Diante da impossibilidade de permanecer com a pesquisa naquela instituição, tive que
reinventar a via de acesso para a pesquisa. A investigação de como se dá a inserção da
arte nos serviços de saúde mental da RAPS de Jequié é meu novo objeto de estudo, que
por sua vez trabalhará com entrevistas com os profissionais, os pacientes de saúde
mental, e com a observação das oficinas de arte (se existirem), nos serviços de saúde
mental do município. Espero nas entrevistas acessar o discurso de maneira onde não
haja diretividade, em que o encontro possibilite o acesso aos afetos dos sujeitos e a
afetação propiciada pelas oficinas, para então trabalhar de maneira reflexiva sobre essa
experiência.
Sendo assim, os textos lidos me ajudaram a compreender limites pessoais e
institucionais relacionados a vinculação estabelecida por mim enquanto pesquisador, e
pela instituição em seu modo de existir. Ao lidar com esses limites busquei renegociar o
objeto de investigação e a minha entrada em campo, fazendo valer a arte da diplomacia,
me permitindo afetar pela pesquisa. Acredito que o trabalho mais direto com a arte,
assim como o rompimento da vinculação com a instituição e com a pesquisa passada,
conduziu a uma direção em que eu me permitisse não saber o que de fato aconteceria
naquelas instituições, e a posteriori, tensionar os funcionamentos dado as vinculações de
arte, loucura e saúde nos serviços de jequié, com outras experiencias de vinculações,
produzindo um produto novo genuíno do encontro possibilitado pela pesquisa.
A formação de novos vínculos e o rompimento de vínculos antigos foi extremamente
necessário na medida em que a pesquisa avançava.
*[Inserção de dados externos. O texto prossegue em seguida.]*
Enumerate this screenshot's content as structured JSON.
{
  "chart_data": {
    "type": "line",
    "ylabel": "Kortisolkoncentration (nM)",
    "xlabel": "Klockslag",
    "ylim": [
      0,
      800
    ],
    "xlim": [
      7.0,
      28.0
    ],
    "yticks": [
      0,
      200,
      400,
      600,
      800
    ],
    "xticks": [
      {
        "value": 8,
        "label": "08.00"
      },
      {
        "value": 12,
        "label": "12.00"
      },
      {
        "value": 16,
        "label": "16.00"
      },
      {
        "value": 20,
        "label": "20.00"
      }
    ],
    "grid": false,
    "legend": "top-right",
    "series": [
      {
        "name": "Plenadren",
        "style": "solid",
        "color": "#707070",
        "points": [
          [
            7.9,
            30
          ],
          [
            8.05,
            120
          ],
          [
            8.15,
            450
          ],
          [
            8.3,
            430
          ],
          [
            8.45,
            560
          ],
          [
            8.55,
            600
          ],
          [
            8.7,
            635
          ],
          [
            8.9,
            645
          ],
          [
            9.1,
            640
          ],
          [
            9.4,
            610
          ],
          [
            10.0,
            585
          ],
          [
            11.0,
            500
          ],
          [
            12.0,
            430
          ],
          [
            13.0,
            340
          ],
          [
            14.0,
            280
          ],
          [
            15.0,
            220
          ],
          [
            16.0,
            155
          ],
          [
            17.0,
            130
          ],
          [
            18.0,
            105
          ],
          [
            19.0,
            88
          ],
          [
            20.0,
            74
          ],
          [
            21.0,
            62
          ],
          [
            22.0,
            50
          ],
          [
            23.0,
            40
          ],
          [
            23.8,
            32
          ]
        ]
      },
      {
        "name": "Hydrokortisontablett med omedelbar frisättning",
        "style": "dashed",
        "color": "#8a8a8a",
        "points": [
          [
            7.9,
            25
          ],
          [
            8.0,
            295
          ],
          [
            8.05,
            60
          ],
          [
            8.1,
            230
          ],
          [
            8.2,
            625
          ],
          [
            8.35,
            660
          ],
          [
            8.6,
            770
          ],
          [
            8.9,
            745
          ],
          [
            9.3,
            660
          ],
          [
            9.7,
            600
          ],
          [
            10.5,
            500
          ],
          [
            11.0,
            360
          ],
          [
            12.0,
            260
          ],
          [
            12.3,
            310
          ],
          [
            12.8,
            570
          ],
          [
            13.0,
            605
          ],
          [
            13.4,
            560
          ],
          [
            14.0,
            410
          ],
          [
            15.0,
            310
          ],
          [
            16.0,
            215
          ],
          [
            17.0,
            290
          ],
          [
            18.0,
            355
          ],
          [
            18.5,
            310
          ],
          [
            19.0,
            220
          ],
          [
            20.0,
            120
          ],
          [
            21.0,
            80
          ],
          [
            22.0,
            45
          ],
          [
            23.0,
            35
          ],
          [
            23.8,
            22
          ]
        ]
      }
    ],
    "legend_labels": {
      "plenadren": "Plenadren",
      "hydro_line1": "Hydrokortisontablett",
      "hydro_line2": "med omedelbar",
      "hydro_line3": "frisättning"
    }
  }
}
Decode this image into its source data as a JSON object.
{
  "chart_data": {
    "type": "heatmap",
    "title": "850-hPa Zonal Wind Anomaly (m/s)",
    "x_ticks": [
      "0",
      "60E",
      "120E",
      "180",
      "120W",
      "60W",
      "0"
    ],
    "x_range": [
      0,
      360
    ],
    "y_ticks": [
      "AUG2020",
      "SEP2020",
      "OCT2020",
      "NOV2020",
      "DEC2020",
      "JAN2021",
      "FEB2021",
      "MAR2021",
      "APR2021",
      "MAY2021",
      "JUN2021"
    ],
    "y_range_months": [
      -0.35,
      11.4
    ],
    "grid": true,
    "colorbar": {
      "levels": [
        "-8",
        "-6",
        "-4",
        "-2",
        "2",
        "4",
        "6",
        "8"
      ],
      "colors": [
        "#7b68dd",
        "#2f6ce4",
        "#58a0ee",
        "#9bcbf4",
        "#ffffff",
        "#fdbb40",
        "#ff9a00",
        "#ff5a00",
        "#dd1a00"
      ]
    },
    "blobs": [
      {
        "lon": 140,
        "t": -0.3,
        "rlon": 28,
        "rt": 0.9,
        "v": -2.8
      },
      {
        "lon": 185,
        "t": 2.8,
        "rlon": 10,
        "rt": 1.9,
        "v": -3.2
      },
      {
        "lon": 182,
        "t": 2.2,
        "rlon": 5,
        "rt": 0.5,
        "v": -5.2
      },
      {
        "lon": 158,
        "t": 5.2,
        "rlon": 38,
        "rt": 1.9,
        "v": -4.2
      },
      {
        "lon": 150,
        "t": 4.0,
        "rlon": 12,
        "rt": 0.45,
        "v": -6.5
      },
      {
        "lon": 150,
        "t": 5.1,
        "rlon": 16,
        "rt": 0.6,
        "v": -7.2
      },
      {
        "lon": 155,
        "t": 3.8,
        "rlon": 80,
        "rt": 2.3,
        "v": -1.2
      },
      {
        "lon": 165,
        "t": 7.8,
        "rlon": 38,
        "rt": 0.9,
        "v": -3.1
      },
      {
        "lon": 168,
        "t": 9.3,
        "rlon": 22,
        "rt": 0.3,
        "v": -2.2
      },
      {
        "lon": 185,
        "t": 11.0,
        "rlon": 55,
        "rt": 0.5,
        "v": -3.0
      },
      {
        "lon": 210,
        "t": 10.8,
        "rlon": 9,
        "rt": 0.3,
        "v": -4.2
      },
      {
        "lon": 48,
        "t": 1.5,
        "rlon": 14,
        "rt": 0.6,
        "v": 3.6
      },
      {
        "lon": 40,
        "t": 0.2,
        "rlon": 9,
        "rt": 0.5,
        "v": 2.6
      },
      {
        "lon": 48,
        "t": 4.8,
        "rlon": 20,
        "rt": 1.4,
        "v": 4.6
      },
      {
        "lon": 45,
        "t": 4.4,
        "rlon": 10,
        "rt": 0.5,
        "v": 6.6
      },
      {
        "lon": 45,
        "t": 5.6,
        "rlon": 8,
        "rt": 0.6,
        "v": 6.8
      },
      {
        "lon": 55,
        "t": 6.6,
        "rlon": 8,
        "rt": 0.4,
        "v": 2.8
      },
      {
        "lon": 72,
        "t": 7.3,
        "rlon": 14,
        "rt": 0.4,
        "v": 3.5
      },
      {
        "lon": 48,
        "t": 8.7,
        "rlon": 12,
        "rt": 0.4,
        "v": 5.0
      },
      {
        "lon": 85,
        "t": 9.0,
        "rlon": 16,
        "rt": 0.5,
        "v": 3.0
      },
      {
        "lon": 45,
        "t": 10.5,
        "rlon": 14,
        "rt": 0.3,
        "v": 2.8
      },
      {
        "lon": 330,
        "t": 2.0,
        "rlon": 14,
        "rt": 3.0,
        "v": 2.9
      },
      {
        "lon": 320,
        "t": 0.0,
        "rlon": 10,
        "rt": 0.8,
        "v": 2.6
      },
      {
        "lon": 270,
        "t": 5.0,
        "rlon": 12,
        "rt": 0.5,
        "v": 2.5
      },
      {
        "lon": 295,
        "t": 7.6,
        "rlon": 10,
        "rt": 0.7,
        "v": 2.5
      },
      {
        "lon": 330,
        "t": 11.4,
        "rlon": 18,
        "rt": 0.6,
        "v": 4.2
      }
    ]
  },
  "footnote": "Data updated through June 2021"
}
Foi necessário me afastar das minhas
cadeias de dependência, deixar de pertencer as cadeias interdependência institucional,
para conseguir agora chegar a uma pesquisa que se vincule a algo que diga respeito aos
entes envolvidos nela, com vinculações não contidas, mas aberta aos devires que a
pesquisa irá possibilitar.
Estamos divididos por diferentes conexões que nos fazem ser quem nós somos. Como
são conexões, podemos e devemos eventualmente nos desconectar do que nos faz
sermos quem nós somos constantemente, para experienciar outras formas si ou de estar
fora de sí. Se a pesquisa não possibilita o pesquisador ir para além de sua zona de
conforto, e vivenciar imagens e feelings somente experienciados em conexões que
ocorrem fora do padrão de conexão usual do pesquisador, nada de novo se descobre, e
então não existe pesquisa. Mas se a pesquisa permite o pesquisador transformar seu
acervo de imagens e feelings, a partir das novas conexões abertas a partir do
rompimento de suas cadeias de dependência, então a pesquisa produz algo novo e
original.
Ao trabalhar com o registro exploratório de como se da a conexão de arte loucura e
saúde nos serviços de saúde mental de Jequié, pretendo não me ater ao discurso de
manter a tradição dos serviços, ou de libertar eles de sua ignorância, mas sim ser vetor
de provocar a reflexão ao observar as vinculações e seus desejo, e quais afetos e desejos
mantém esses vínculos. Sendo assim, o objetivo é verificar as ambiguidades próprias do
desejo dessas conexões, traçando sua ancoragem discursiva, suas cadeias de
dependência e as relações de interdependência para esse funcionamento, para além do
bem e do mal e da moralidade científica tradicional.
Obrigado pelos aprendizados Paulo!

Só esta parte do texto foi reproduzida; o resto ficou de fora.